Il poeta, per Nanni Cagnone, «non ha una sfiducia storica o teoretica nel linguaggio, né un eccesso di fiducia nei fortunati luoghi della topica freudiana. […] Confida di trovare un accordo con ciò che la mente ha svelato per lui: un accordo senza guarigione, “difettoso”, ma che gli lasci tenere il sentimento della cosa con sé, come nell’oscurità un barlume». Ermini cerca il «sentimento della cosa» e trova «nell’oscurità un barlume», come un compositore seriale che non smette di intonare la stessa nota in costanti variazioni, cesellando e cancellando. Come scrive l’aforista colombiano Nicolas Gomez Dàvila, «ogni scrittore glossa all’infinito il suo breve testo originale». Antiterra è questa interminabile glossa, esposta con dolente e gaia insistenza. I testi-preludi inseguono un blanchotiano livre à venir, tessuto negli anni con paziente segretezza – libro ipotetico, perché nessun testo compiuto può soddisfare la poetica di Ermini, e libro possibile, perché tutti i testi o sono qualcosa di meno o qualcosa di più rispetto al desiderio che li genera e alla forma che li limita. La poesia abita da sempre nell’«Antiterra», in quel «vuoto cocente del testo» che Celan ben conosceva e che non ammette vaghezze o esitazioni. Alcuni poeti interrogano il senso, lo inaugurano, lo lacerano. Altri lo chiudono in formule sterili, come certi artisti che serializzano lo stesso gesto per anni, a sigillo di un lavoro cristallizzato e già concluso.

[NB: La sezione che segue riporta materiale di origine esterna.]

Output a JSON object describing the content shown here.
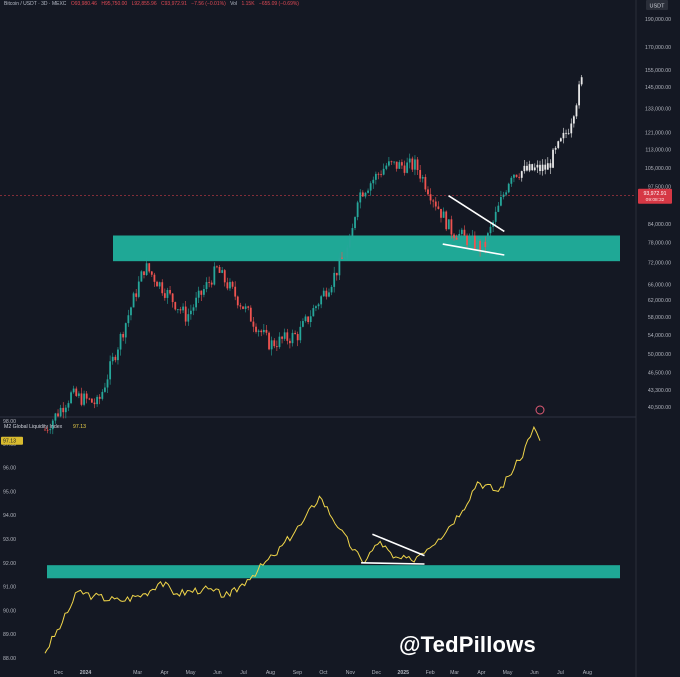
{
  "header": {
    "symbol": "Bitcoin / USDT · 3D · MEXC",
    "open": "O93,980.46",
    "high": "H95,750.00",
    "low": "L92,855.96",
    "close": "C93,972.91",
    "change": "−7.56 (−0.01%)",
    "volume_label": "Vol",
    "volume": "1.15K",
    "volume_change": "−655.09 (−0.69%)",
    "currency_button": "USDT"
  },
  "price_badge": {
    "price": "93,972.91",
    "countdown": "09:08:32"
  },
  "lower_header": {
    "indicator_name": "M2 Global Liquidity Index",
    "indicator_value": "97.13"
  },
  "watermark": "@TedPillows",
  "colors": {
    "background": "#141823",
    "zone": "#1fa896",
    "m2_line": "#f0d54a",
    "up_candle": "#26a69a",
    "down_candle": "#ef5350",
    "trendline": "#ffffff"
  },
  "chart_data": [
    {
      "type": "candlestick",
      "title": "Bitcoin / USDT · 3D · MEXC",
      "y_scale": "log",
      "y_ticks": [
        40500,
        43300,
        46500,
        50000,
        54000,
        58000,
        62000,
        66000,
        72000,
        78000,
        84000,
        97500,
        105000,
        113000,
        121000,
        133000,
        145000,
        155000,
        170000,
        190000
      ],
      "y_tick_labels": [
        "40,500.00",
        "43,300.00",
        "46,500.00",
        "50,000.00",
        "54,000.00",
        "58,000.00",
        "62,000.00",
        "66,000.00",
        "72,000.00",
        "78,000.00",
        "84,000.00",
        "97,500.00",
        "105,000.00",
        "113,000.00",
        "121,000.00",
        "133,000.00",
        "145,000.00",
        "155,000.00",
        "170,000.00",
        "190,000.00"
      ],
      "zone": {
        "low": 72400,
        "high": 80200
      },
      "last_price": 93972.91,
      "key_points": [
        {
          "date": "2023-11-20",
          "price": 37000
        },
        {
          "date": "2023-12-20",
          "price": 42500
        },
        {
          "date": "2024-01-20",
          "price": 41000
        },
        {
          "date": "2024-03-14",
          "price": 71000
        },
        {
          "date": "2024-05-01",
          "price": 58000
        },
        {
          "date": "2024-06-05",
          "price": 70000
        },
        {
          "date": "2024-08-05",
          "price": 52000
        },
        {
          "date": "2024-09-06",
          "price": 54000
        },
        {
          "date": "2024-10-15",
          "price": 67000
        },
        {
          "date": "2024-11-06",
          "price": 78000
        },
        {
          "date": "2024-11-14",
          "price": 94000
        },
        {
          "date": "2024-12-17",
          "price": 106000
        },
        {
          "date": "2025-01-20",
          "price": 106000
        },
        {
          "date": "2025-03-01",
          "price": 82000
        },
        {
          "date": "2025-04-08",
          "price": 76000
        },
        {
          "date": "2025-05-10",
          "price": 103000
        },
        {
          "date": "2025-06-20",
          "price": 105000
        },
        {
          "date": "2025-07-14",
          "price": 122000
        },
        {
          "date": "2025-08-01",
          "price": 152000
        }
      ]
    },
    {
      "type": "line",
      "title": "M2 Global Liquidity Index",
      "last_value": 97.13,
      "y_ticks": [
        88.0,
        89.0,
        90.0,
        91.0,
        92.0,
        93.0,
        94.0,
        95.0,
        96.0,
        97.0,
        98.0
      ],
      "y_tick_labels": [
        "88.00",
        "89.00",
        "90.00",
        "91.00",
        "92.00",
        "93.00",
        "94.00",
        "95.00",
        "96.00",
        "97.00",
        "98.00"
      ],
      "zone": {
        "low": 91.35,
        "high": 91.9
      },
      "series": [
        {
          "points": [
            {
              "date": "2023-11-20",
              "value": 88.2
            },
            {
              "date": "2023-12-10",
              "value": 89.5
            },
            {
              "date": "2023-12-28",
              "value": 90.8
            },
            {
              "date": "2024-01-15",
              "value": 90.6
            },
            {
              "date": "2024-02-15",
              "value": 90.4
            },
            {
              "date": "2024-03-15",
              "value": 90.7
            },
            {
              "date": "2024-04-01",
              "value": 91.2
            },
            {
              "date": "2024-04-20",
              "value": 90.7
            },
            {
              "date": "2024-05-20",
              "value": 90.9
            },
            {
              "date": "2024-06-20",
              "value": 90.6
            },
            {
              "date": "2024-07-10",
              "value": 91.3
            },
            {
              "date": "2024-08-10",
              "value": 92.3
            },
            {
              "date": "2024-09-10",
              "value": 93.6
            },
            {
              "date": "2024-10-01",
              "value": 94.8
            },
            {
              "date": "2024-10-25",
              "value": 93.4
            },
            {
              "date": "2024-11-20",
              "value": 92.0
            },
            {
              "date": "2024-12-10",
              "value": 92.9
            },
            {
              "date": "2024-12-25",
              "value": 92.2
            },
            {
              "date": "2025-01-15",
              "value": 92.1
            },
            {
              "date": "2025-02-15",
              "value": 93.0
            },
            {
              "date": "2025-03-15",
              "value": 94.2
            },
            {
              "date": "2025-04-01",
              "value": 95.4
            },
            {
              "date": "2025-04-25",
              "value": 95.0
            },
            {
              "date": "2025-05-20",
              "value": 96.3
            },
            {
              "date": "2025-06-05",
              "value": 97.7
            },
            {
              "date": "2025-06-12",
              "value": 97.13
            }
          ]
        }
      ]
    }
  ],
  "x_axis_labels": [
    "Dec",
    "2024",
    "Mar",
    "Apr",
    "May",
    "Jun",
    "Jul",
    "Aug",
    "Sep",
    "Oct",
    "Nov",
    "Dec",
    "2025",
    "Feb",
    "Mar",
    "Apr",
    "May",
    "Jun",
    "Jul",
    "Aug"
  ]
}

Ermini non chiude e non sigilla. Cerca «una lingua sconosciuta, non ancora sottomessa al controllo della coscienza: la lingua dei poeti», consapevole che le parole di questa lingua resistono a ogni retorica che voglia arrestarne l’incessante metamorfosi: «Alla forma del deserto corrisponde uno svanimento della sostanzialità delle cose, un infittirsi della caduta, un venir meno… che per la poesia è un terreno inesauribile e fecondo, un suolo enigmatico».

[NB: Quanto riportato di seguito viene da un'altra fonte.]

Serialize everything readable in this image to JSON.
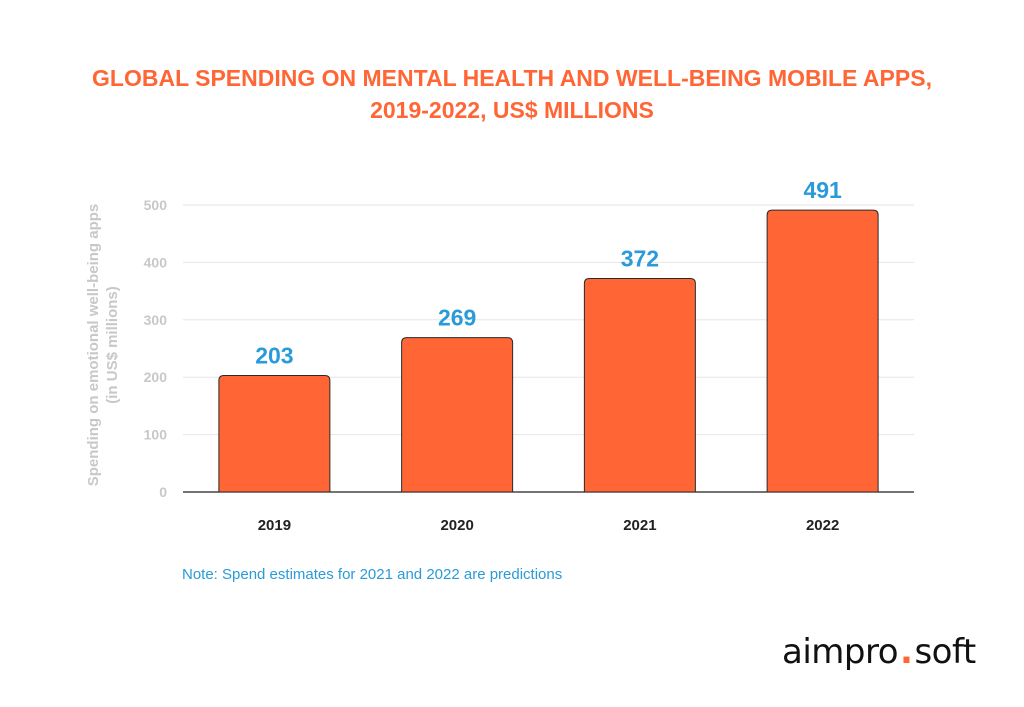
{
  "title_line1": "GLOBAL SPENDING ON MENTAL HEALTH AND WELL-BEING MOBILE APPS,",
  "title_line2": "2019-2022, US$ MILLIONS",
  "note": "Note: Spend estimates for 2021 and 2022 are predictions",
  "logo": {
    "part1": "aimpro",
    "dot": ".",
    "part2": "soft"
  },
  "colors": {
    "accent": "#ff6535",
    "bar": "#ff6535",
    "value_label": "#2a9bd8",
    "axis_text": "#c8c8c8",
    "grid": "#e6e6e6"
  },
  "chart_data": {
    "type": "bar",
    "title": "GLOBAL SPENDING ON MENTAL HEALTH AND WELL-BEING MOBILE APPS, 2019-2022, US$ MILLIONS",
    "categories": [
      "2019",
      "2020",
      "2021",
      "2022"
    ],
    "values": [
      203,
      269,
      372,
      491
    ],
    "ylabel_lines": [
      "Spending on emotional well-being apps",
      "(in US$ millions)"
    ],
    "yticks": [
      0,
      100,
      200,
      300,
      400,
      500
    ],
    "ylim": [
      0,
      500
    ],
    "grid": true
  }
}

Ora che è in corso la quinta serie della rivista, l’autore continua a interrogarsi sul destino di «Anterem» e scrive: «”Anterem” vuole indurre il lettore a uno sguardo che non sia più rivolto alla poesia, ma che muova dal suo interno. Ma quale sguardo? In quale soffio di pensiero? Verso quale esperienza? Torna a farsi avanti con forza l’imperativo di Hannah Arendt: «Denken ohne Geländer», pensare senza balaustre. Per aprirsi all’antipensiero: non a ciò che si oppone al pensiero, ma al suo volto in ombra. Pensare senza balaustre significa infatti approssimarsi a quell’originario ante rem che rifiuta di articolarsi nella sintassi della ragione. Significa partecipare al formarsi dell’essere quale custode della differenza. Significa esporsi alla libertà del senso e al senso della verità».

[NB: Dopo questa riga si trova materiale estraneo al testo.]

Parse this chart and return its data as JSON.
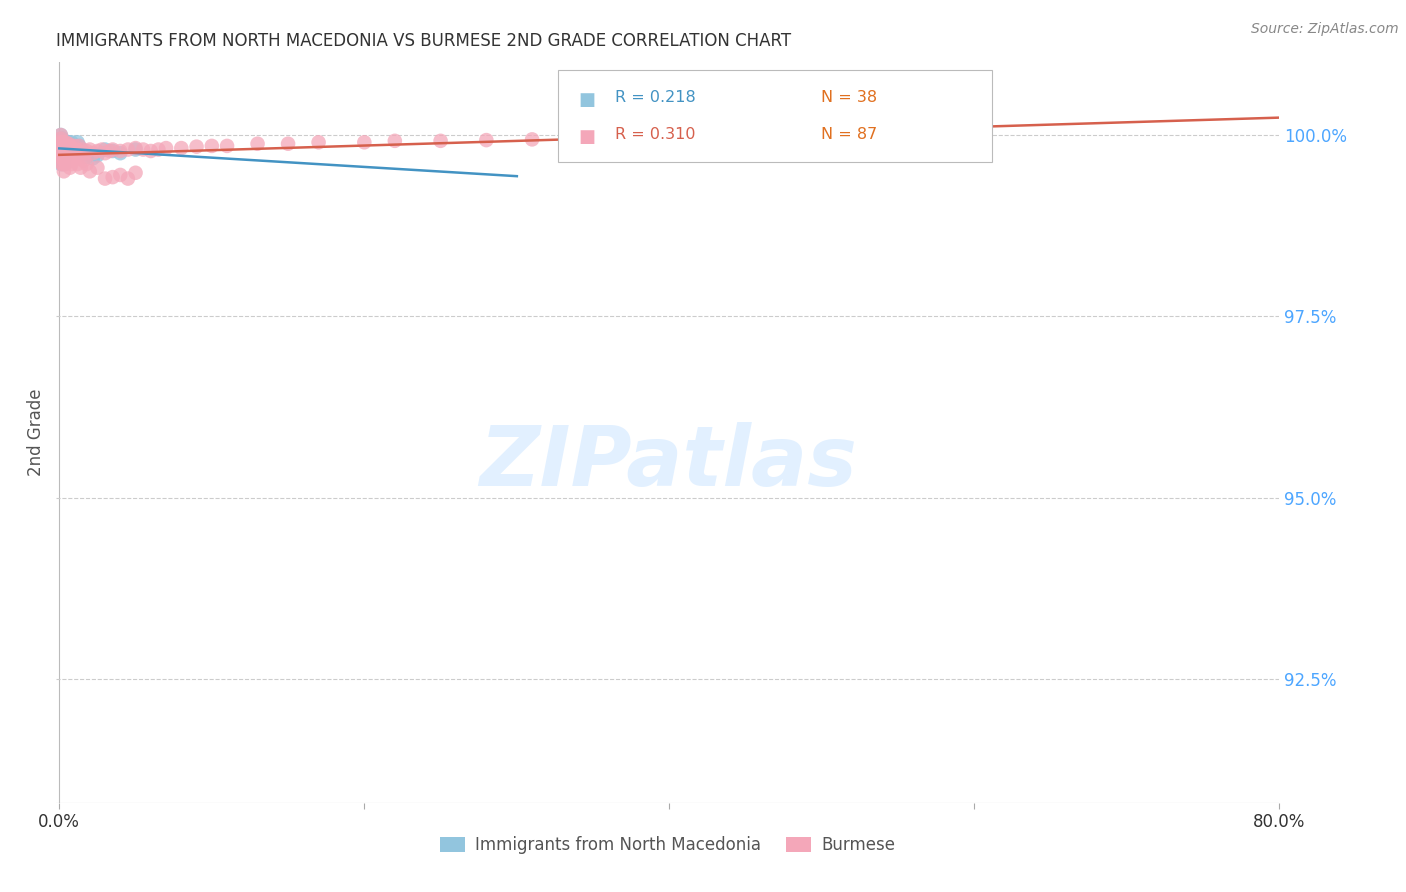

Non siamo troppo lontani, nella sostanza, dall’antica intuizione di Blanchot: «Così, prima dell’opera, lo scrittore non esiste ancora; dopo l’opera non sussiste più: è come dire che la sua esistenza è soggetta a cauzione, e tuttavia lo si chiama “autore”! Più correttamente lo si dovrebbe dire “attore”, quel personaggio effimero che nasce e muore ogni sera per il fatto di essersi dato esageratamente a vedere». Ermini si mostra autore/attore invisibile di un progetto che, essendo pro-iectum, sta ancora cercando il suo futuro. Rimane da chiedersi come guardare questo futuro. Un’immagine ci soccorre: vedere il passato come un muro di fronte a noi, il presente come il tempo che stringiamo oggi nel pugno, e il futuro in quel paesaggio, appena dietro la nuca che, per essere visto, richiederà sempre una torsione del capo e un’obliquità dello sguardo.

(M.E., 2005)

Note

Le citazioni in corsivo sono tratte dai capitoli di Antiterra. Si sono anche consultati i seguenti testi: Maurice Blanchot, Après coup, précédé par Le ressassement éternel, Paris, Éditions de Minuit, 1983 (trad. it. G. Zuccarino); Nanni Cagnone, Per somnium, stasera, in Avvento, Bari, Palomar, 1995; Nicolas Gomez Davila, In margine a un testo implicito, Milano, Adelphi, 2001; Pascal Quignard, Taciturio, da Petits traités, Paris, Maeght Èditeur, 1990 (trad. it. L. Frisa, in «Arca 6», Genova 2000).